Naturalmente, miro al risultato ad un costo che tenga conto della minor spesa iniziale (installazione degli impianti fissi anticaduta) e degli oneri successivi emergenti, appunto, nella fase di manutenzione dell’immobile.

Questo secondo argomento mi porta immediatamente alla seconda domanda, concentrando però l’attenzione sulla fase operativa, “quando”?

La risposta non può che essere una sola, se correttamente progettata, la messa in sicurezza della coperturaDEVE essere eseguita nella fase di realizzazione della copertura, in particolare immediatamente dopo la realizzazione della struttura portante del tetto.

Quindi, i progettisti, i direttori lavori ed i coordinatori della sicurezza, hanno un solo unico momento (utile) per programmare e far realizzare la corretta installazione dei dispositivi fissi anticaduta.

Prima sarebbe impossibile posizionarli, dopo importerebbe la necessità di reintervenire sul manto di copertura appena realizzato, con costi accessori inutilmente spesi per l’apertura e la chiusura dello stesso manto impermeabilizzante, a tutto danno del committente.

Date le premesse, ci resta una sola riflessione, non solo legalmente, ma anche dal punto di vista delle procedure edificatorie, ai tecnici è rimessa la responsabilità di una corretta progettazione prima ed una puntuale programmazione della messa in opera dei sistemi anticaduta, dopo.

Ora non resta che affrontare la questione del “come”.

Cioè come progettare materialmente (e correttamente) la messa in sicurezza di ogni copertura.
Le questioni da affrontare e risolvere in sede di progetto, per mettere in sicurezza una copertura, variano, come sappiamo, in funzione di svariati fattori, quali la forma e la dimensione della pianta dell’immobile, l’altezza delle fronti, la presenza di ostacoli e/o fori sia sulla copertura, sia sulle pareti, le pendenze delle falde, ecc.

L’argomento pretenderebbe un esame approfondito dei singoli argomenti, accompagnato da esempi concreti, analisi che qui, per ovvie ragioni di spazio, è difficile realizzare.

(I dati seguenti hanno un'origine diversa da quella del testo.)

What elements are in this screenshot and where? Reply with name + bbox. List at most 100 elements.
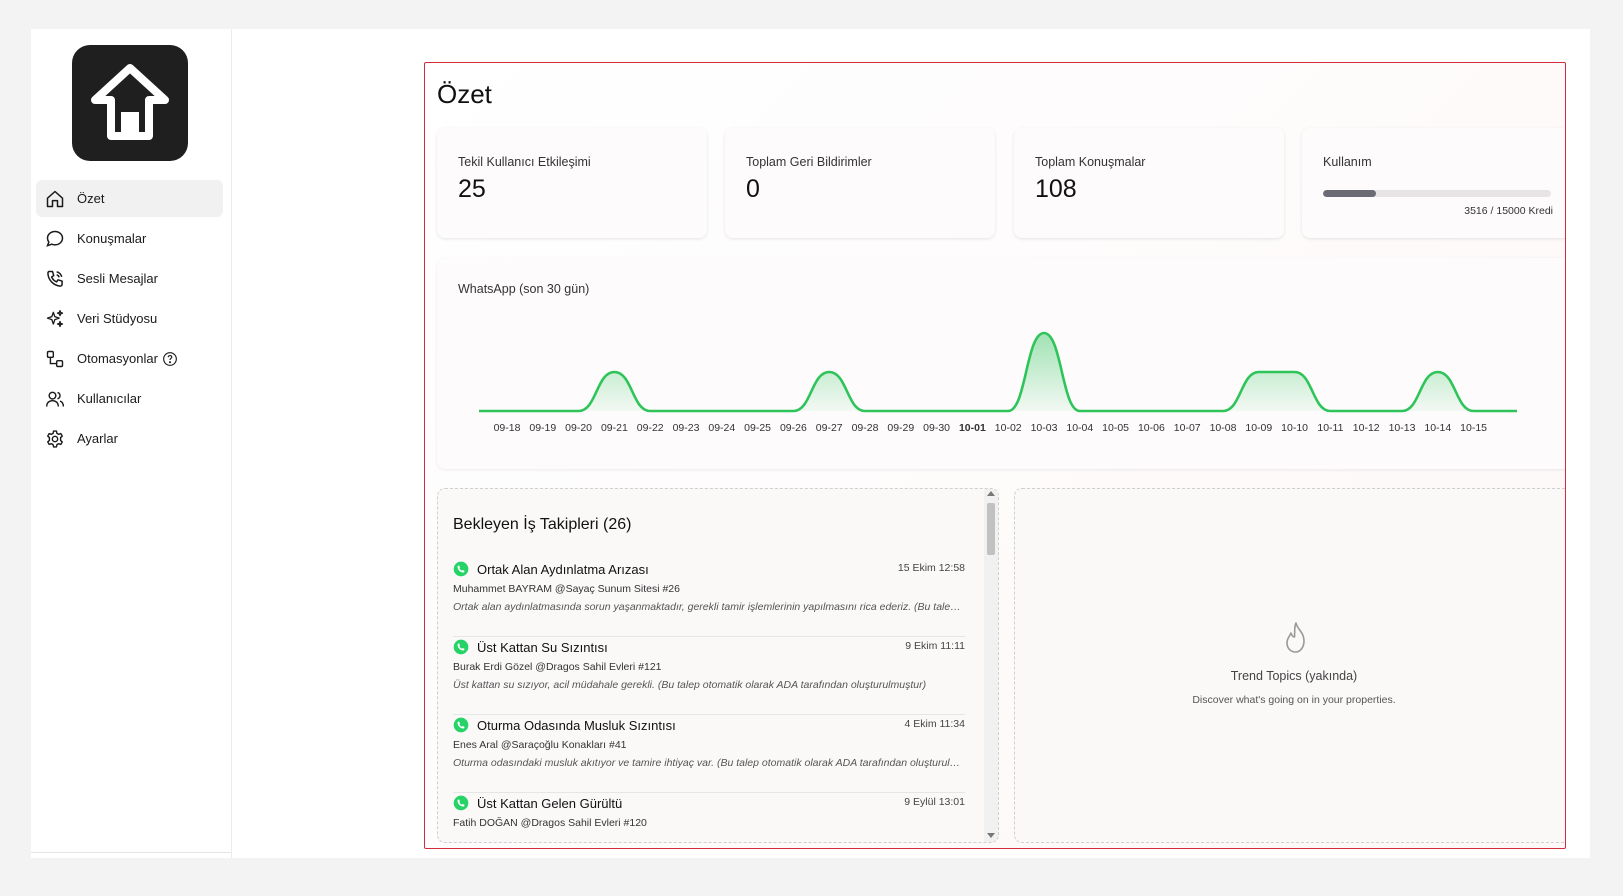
chart-point[interactable]: [648, 409, 652, 413]
chart-tick-label: 10-03: [1031, 422, 1058, 434]
chart-point[interactable]: [541, 409, 545, 413]
task-meta: Burak Erdi Gözel @Dragos Sahil Evleri #1…: [453, 661, 662, 673]
chart-tick-label: 09-24: [708, 422, 735, 434]
chart-tick-label: 10-05: [1102, 422, 1129, 434]
whatsapp-chart: 09-18 09-19 09-20 09-21 09-22 09-23 09-24 09-25…: [479, 331, 1517, 434]
scroll-up-icon[interactable]: [987, 491, 995, 496]
chart-point[interactable]: [1400, 409, 1404, 413]
task-item[interactable]: Üst Kattan Su Sızıntısı 9 Ekim 11:11 Bur…: [453, 637, 965, 715]
chart-point[interactable]: [1078, 409, 1082, 413]
chat-bubble-icon: [44, 228, 66, 250]
chart-point[interactable]: [935, 409, 939, 413]
task-title: Ortak Alan Aydınlatma Arızası: [477, 561, 649, 577]
chart-tick-label: 09-28: [852, 422, 879, 434]
stat-card-conversations: Toplam Konuşmalar 108: [1014, 128, 1284, 238]
chart-tick-label: 10-13: [1389, 422, 1416, 434]
whatsapp-icon: [453, 717, 469, 733]
task-meta: Enes Aral @Saraçoğlu Konakları #41: [453, 739, 627, 751]
chart-tick-label: 10-06: [1138, 422, 1165, 434]
usage-progress-bar: [1323, 190, 1551, 197]
task-title: Üst Kattan Su Sızıntısı: [477, 639, 608, 655]
home-icon: [44, 188, 66, 210]
whatsapp-icon: [453, 561, 469, 577]
sidebar-item-ayarlar[interactable]: Ayarlar: [36, 420, 223, 457]
stat-value: 108: [1035, 175, 1077, 203]
chart-point[interactable]: [756, 409, 760, 413]
chart-tick-label: 10-11: [1317, 422, 1343, 434]
pending-tasks-panel[interactable]: Bekleyen İş Takipleri (26) Ortak Alan Ay…: [437, 488, 999, 843]
chart-point[interactable]: [970, 409, 974, 413]
task-title: Üst Kattan Gelen Gürültü: [477, 795, 623, 811]
sidebar-item-otomasyonlar[interactable]: Otomasyonlar: [36, 340, 223, 377]
scroll-thumb[interactable]: [987, 503, 995, 555]
chart-point[interactable]: [1328, 409, 1332, 413]
chart-point[interactable]: [684, 409, 688, 413]
home-arrow-logo-icon[interactable]: [72, 45, 188, 161]
task-meta: Muhammet BAYRAM @Sayaç Sunum Sitesi #26: [453, 583, 680, 595]
stat-value: 0: [746, 175, 760, 203]
stat-label: Toplam Konuşmalar: [1035, 155, 1146, 169]
task-title: Oturma Odasında Musluk Sızıntısı: [477, 717, 676, 733]
chart-tick-label: 09-19: [529, 422, 556, 434]
chart-point[interactable]: [1185, 409, 1189, 413]
chart-tick-label: 09-18: [494, 422, 521, 434]
chart-tick-label: 10-07: [1174, 422, 1201, 434]
chart-point[interactable]: [1042, 331, 1046, 335]
workflow-icon: [44, 348, 66, 370]
sidebar: Özet Konuşmalar Sesli Mesajlar Veri Stüd…: [31, 29, 232, 858]
sidebar-item-ozet[interactable]: Özet: [36, 180, 223, 217]
stat-card-unique-users: Tekil Kullanıcı Etkileşimi 25: [437, 128, 707, 238]
task-description: Üst kattan su sızıyor, acil müdahale ger…: [453, 679, 927, 691]
whatsapp-icon: [453, 639, 469, 655]
task-item[interactable]: Üst Kattan Gelen Gürültü 9 Eylül 13:01 F…: [453, 793, 965, 842]
task-item[interactable]: Oturma Odasında Musluk Sızıntısı 4 Ekim …: [453, 715, 965, 793]
chart-tick-label: 09-21: [601, 422, 628, 434]
sidebar-item-kullanicilar[interactable]: Kullanıcılar: [36, 380, 223, 417]
chart-point[interactable]: [1221, 409, 1225, 413]
sidebar-item-sesli-mesajlar[interactable]: Sesli Mesajlar: [36, 260, 223, 297]
chart-tick-label: 10-12: [1353, 422, 1380, 434]
stat-card-usage: Kullanım 3516 / 15000 Kredi: [1302, 128, 1565, 238]
task-list: Ortak Alan Aydınlatma Arızası 15 Ekim 12…: [453, 559, 965, 842]
chart-point[interactable]: [577, 409, 581, 413]
chart-point[interactable]: [1472, 409, 1476, 413]
chart-series-line: [479, 331, 1517, 413]
sidebar-item-veri-studyosu[interactable]: Veri Stüdyosu: [36, 300, 223, 337]
chart-tick-label: 10-01: [959, 422, 986, 434]
chart-point[interactable]: [1436, 370, 1440, 374]
chart-point[interactable]: [1006, 409, 1010, 413]
chart-point[interactable]: [1149, 409, 1153, 413]
task-meta: Fatih DOĞAN @Dragos Sahil Evleri #120: [453, 817, 647, 829]
trend-title: Trend Topics (yakında): [1230, 669, 1358, 683]
chart-tick-label: 10-14: [1424, 422, 1451, 434]
chart-point[interactable]: [1257, 370, 1261, 374]
chart-point[interactable]: [505, 409, 509, 413]
gear-icon: [44, 428, 66, 450]
chart-point[interactable]: [720, 409, 724, 413]
question-circle-icon[interactable]: [162, 351, 178, 367]
stat-card-feedback: Toplam Geri Bildirimler 0: [725, 128, 995, 238]
usage-progress-fill: [1323, 190, 1377, 197]
task-description: Ortak alan aydınlatmasında sorun yaşanma…: [453, 601, 965, 613]
sidebar-nav: Özet Konuşmalar Sesli Mesajlar Veri Stüd…: [36, 180, 223, 460]
chart-tick-label: 09-25: [744, 422, 771, 434]
tasks-scrollbar[interactable]: [984, 489, 998, 842]
sidebar-item-konusmalar[interactable]: Konuşmalar: [36, 220, 223, 257]
chart-point[interactable]: [863, 409, 867, 413]
usage-text: 3516 / 15000 Kredi: [1464, 205, 1553, 217]
chart-point[interactable]: [791, 409, 795, 413]
chart-point[interactable]: [899, 409, 903, 413]
phone-icon: [44, 268, 66, 290]
chart-point[interactable]: [827, 370, 831, 374]
stat-value: 25: [458, 175, 486, 203]
scroll-down-icon[interactable]: [987, 833, 995, 838]
chart-point[interactable]: [1114, 409, 1118, 413]
chart-point[interactable]: [1293, 370, 1297, 374]
stat-label: Toplam Geri Bildirimler: [746, 155, 872, 169]
chart-tick-label: 09-26: [780, 422, 807, 434]
task-item[interactable]: Ortak Alan Aydınlatma Arızası 15 Ekim 12…: [453, 559, 965, 637]
chart-point[interactable]: [1364, 409, 1368, 413]
chart-tick-label: 09-22: [637, 422, 664, 434]
trend-subtitle: Discover what's going on in your propert…: [1192, 694, 1396, 706]
chart-point[interactable]: [612, 370, 616, 374]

Diversamente è possibile dare delle indicazioni a carattere generale, che possono aiutare i tecnici nella loro attività di progettazione di un “sistema anticaduta fisso”.

Prima di tutto, considerato che i dispositivi anticaduta rientrano nei DPI di 3^, secondo quanto prescritto dal d. lgs. 475/1992, scegliere solo prodotti marcati CE.

Secondo punto: in funzione di quanto si voglia far costare la manutenzione dei manti di copertura e dei dispositivi stessi, scegliere prodotti che possano deformarsi in tutto, in parte o niente. In relazione a ciò, si sappia che le deformazioni strutturali dei componenti dei sistemi anticaduta obbligano una manutenzione che prevede la loro sostituzione; in riferimento a ciò, si dovrà anche considerare che la sostituzione dei componenti comporta necessariamente la manutenzione delle strutture del tetto e dei rispettivi manti di copertura, con i relativi costi.

Terza considerazione preliminare: la fruibilità del sistema anticaduta da parte dell’utilizzatore, infatti è dimostrato che più i sistemi anticaduta sono difficoltosi nell’uso, meno saranno utilizzati da parte dei lavoratori addetti alla manutenzione.

Conseguenza è che, se i dispositivi installati non verranno utilizzati, avremmo fatto spendere inutilmente soldi al nostro committente, il quale rimarrebbe esposto (nonostante la spesa) a responsabilità risarcitoria, assieme al progettista, al direttore lavori ed al coordinatore della sicurezza (se nominato).

Questi tre livelli di valutazioni preliminari, non esauriscono le questioni che i tecnici, deputati alla messa in sicurezza delle coperture, debbono considerare, ma possono costituire la base da cui partire per effettuare uno screening degli obiettivi e la scelta dei prodotti da installare.